Estamos sentados em uma área de convivência de uma comunidade rural de uma cidade no interior do Pará. Os moradores vão chegando aos poucos e se juntando à roda. Começa uma assembleia. E, invertendo os papéis de quem pergunta e quem responde, somos nós, os repórteres com 20 e 25 anos de estradas rodadas, que entramos numa sabatina inesperada.

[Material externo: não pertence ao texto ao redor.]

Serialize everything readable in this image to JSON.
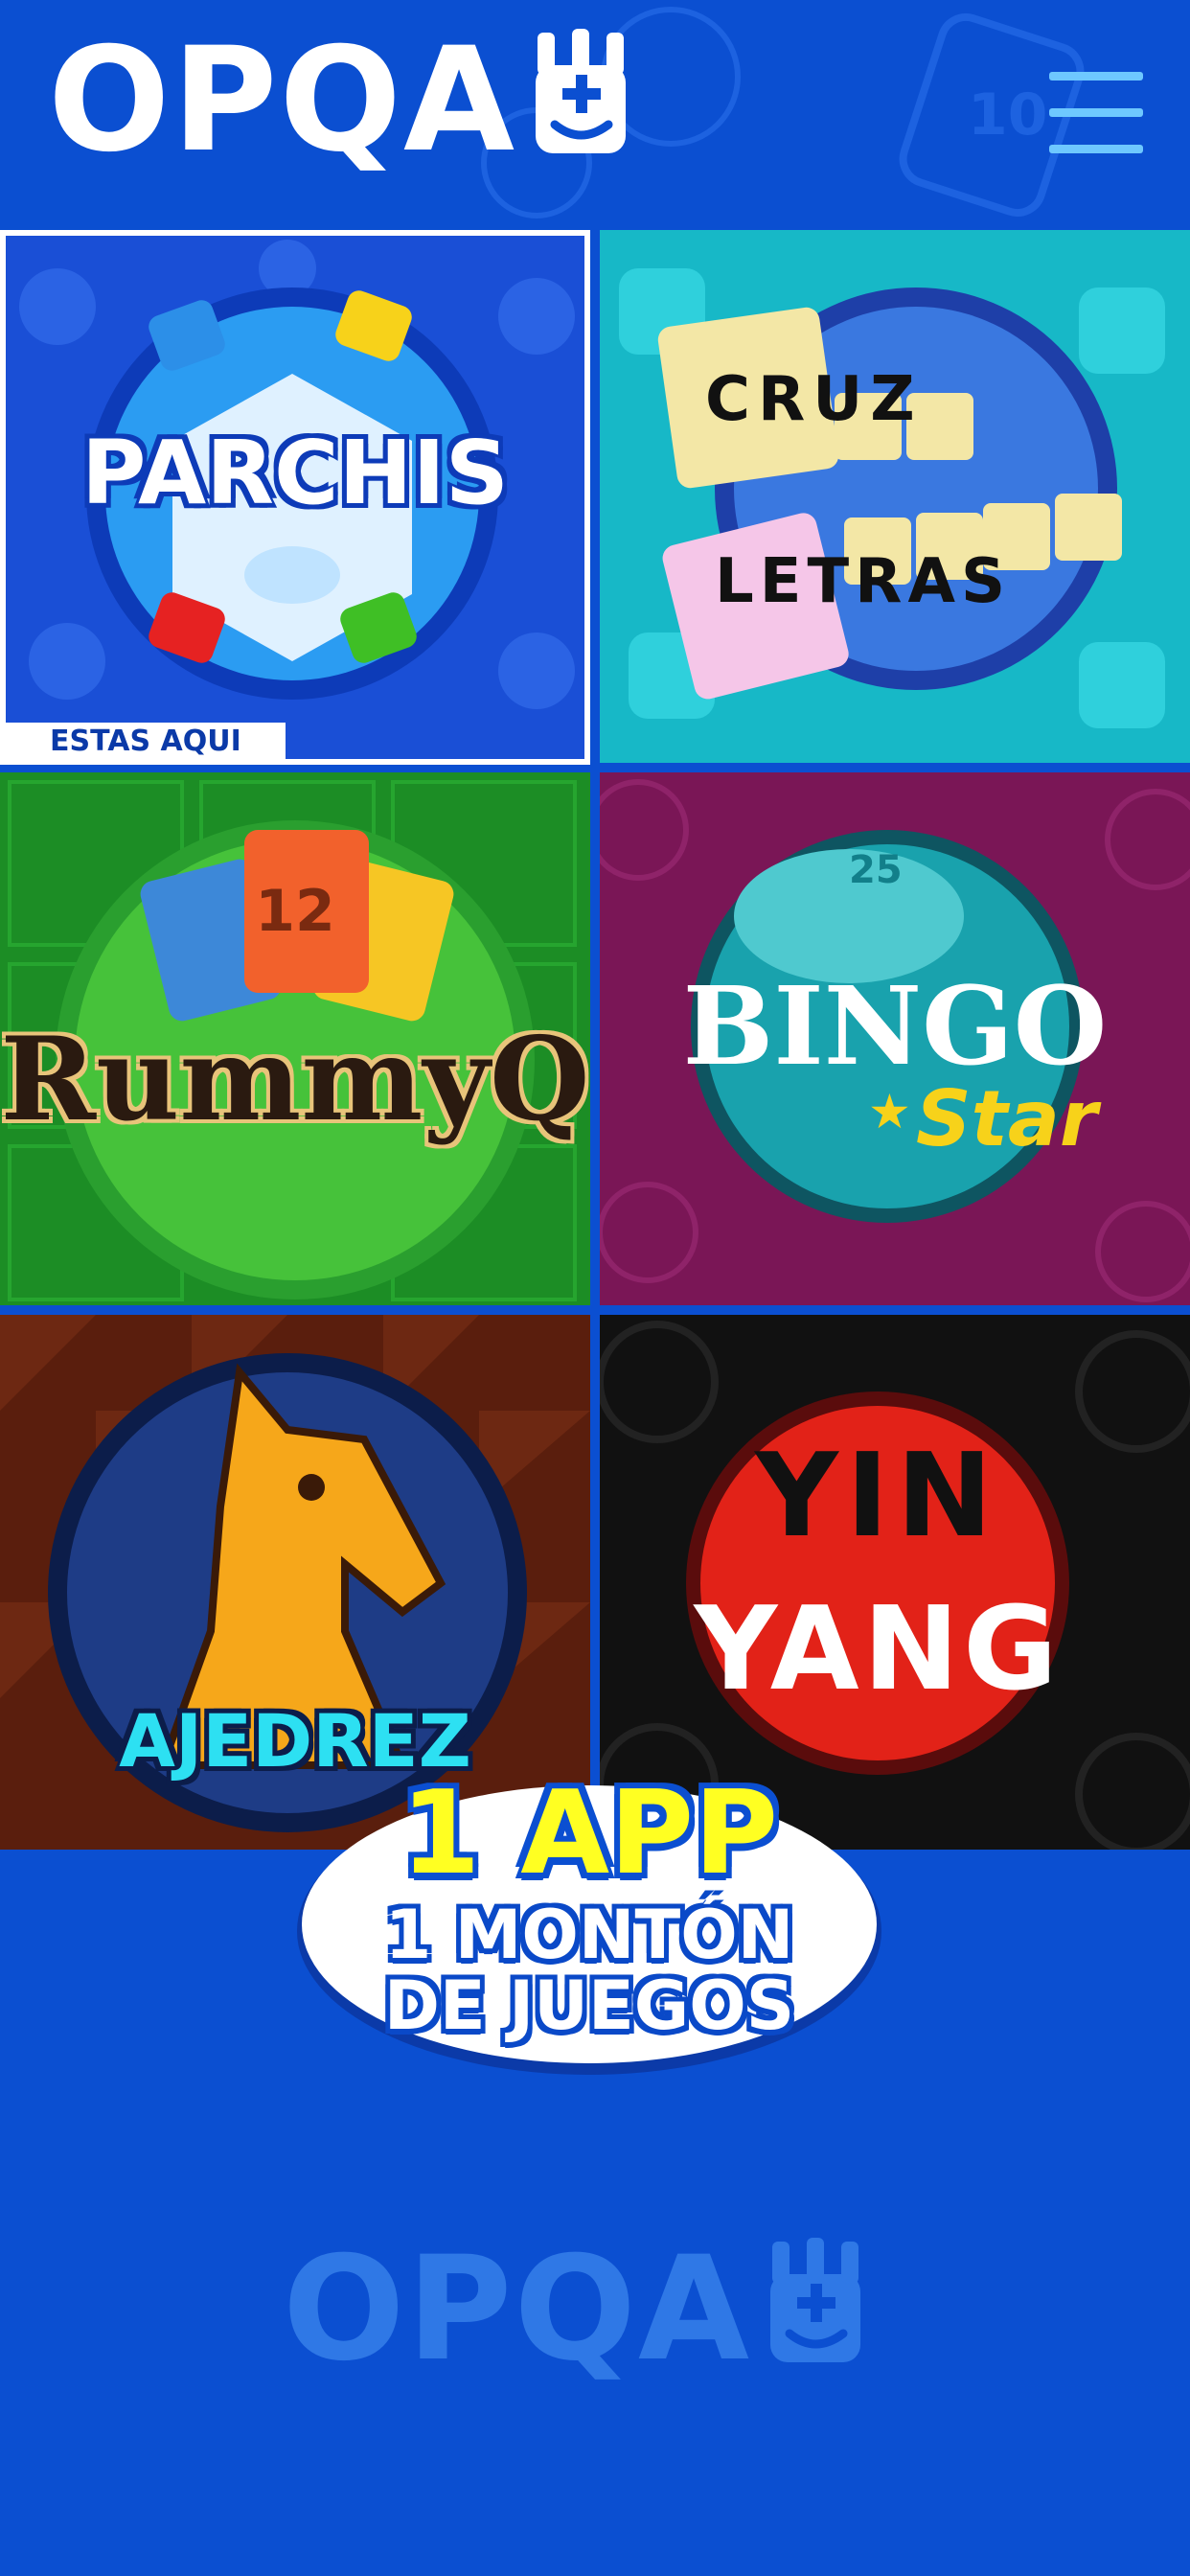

Mesmo com tanto tempo de exercício da profissão e tendo tantas convicções em relação à nossa função no mundo, não é confortável ter que responder a tantas perguntas sobre por que viemos, o que ganhamos com aquilo ou para que serve o jornalismo. Não é exclusividade dessa comunidade: se tem uma coisa que as plataformas sociais deixaram transparecer, é que há uma enorme confusão entre informação e entretenimento, jornalistas e influenciadores.
“O que nós vamos ganhar com esse trabalho de vocês?”
“O que vocês vão ganhar com essa matéria?”
“Quem mandou vocês aqui?”
“Se não podemos ver o texto antes da publicação, não tem como dar entrevista.”
A sabatina fora precedida por três longas negociações. Uma, por telefone, e duas presencialmente, com lideranças da comunidade. Em todos os casos, as perguntas se repetem. Agora, o passar do tempo nos angustia: o que pensávamos ser uma breve explicação acaba se transformando num processo longo e repetitivo, que se arrasta ao longo de duas horas.
Ao final, parece que nos saímos bem: a pessoa mais desconfiada, que havia feito meia dúzia de perguntas, abre o sorriso, dando uma espécie de aval para que os papéis se invertam, e nós voltemos a ser entrevistadores. Mas algo havia mudado em nós mesmos: a necessidade de repassar em minúcias os porquês do jornalismo nos conduziu a uma reflexão sobre a dificuldade em, no século 21, se fazer relevante.
Decidimos compartilhar com você essas reflexões porque também podem ser úteis para entender por que fazemos o que fazemos.
“Quem mandou vocês aqui?”
Essa é a graça do jornalismo: ninguém nos manda a lugar nenhum. Vamos porque sentimos que é relevante contar uma história. Vamos aonde vemos sinais de injustiça, de novidade, de algo que valha ser narrado. Em temos de influenciadores digitais, esse é um ponto recorrente no nosso diálogo externo: o jornalismo busca o interesse público. Nós não podemos trabalhar a mando de alguém, receber ou pagar por informação, ou publicar “conteúdo patrocinado” (ainda que veículos jornalísticos façam isso, nesse caso trata-se de publicidade, e não de jornalismo).
“O que vocês ganham com isso?”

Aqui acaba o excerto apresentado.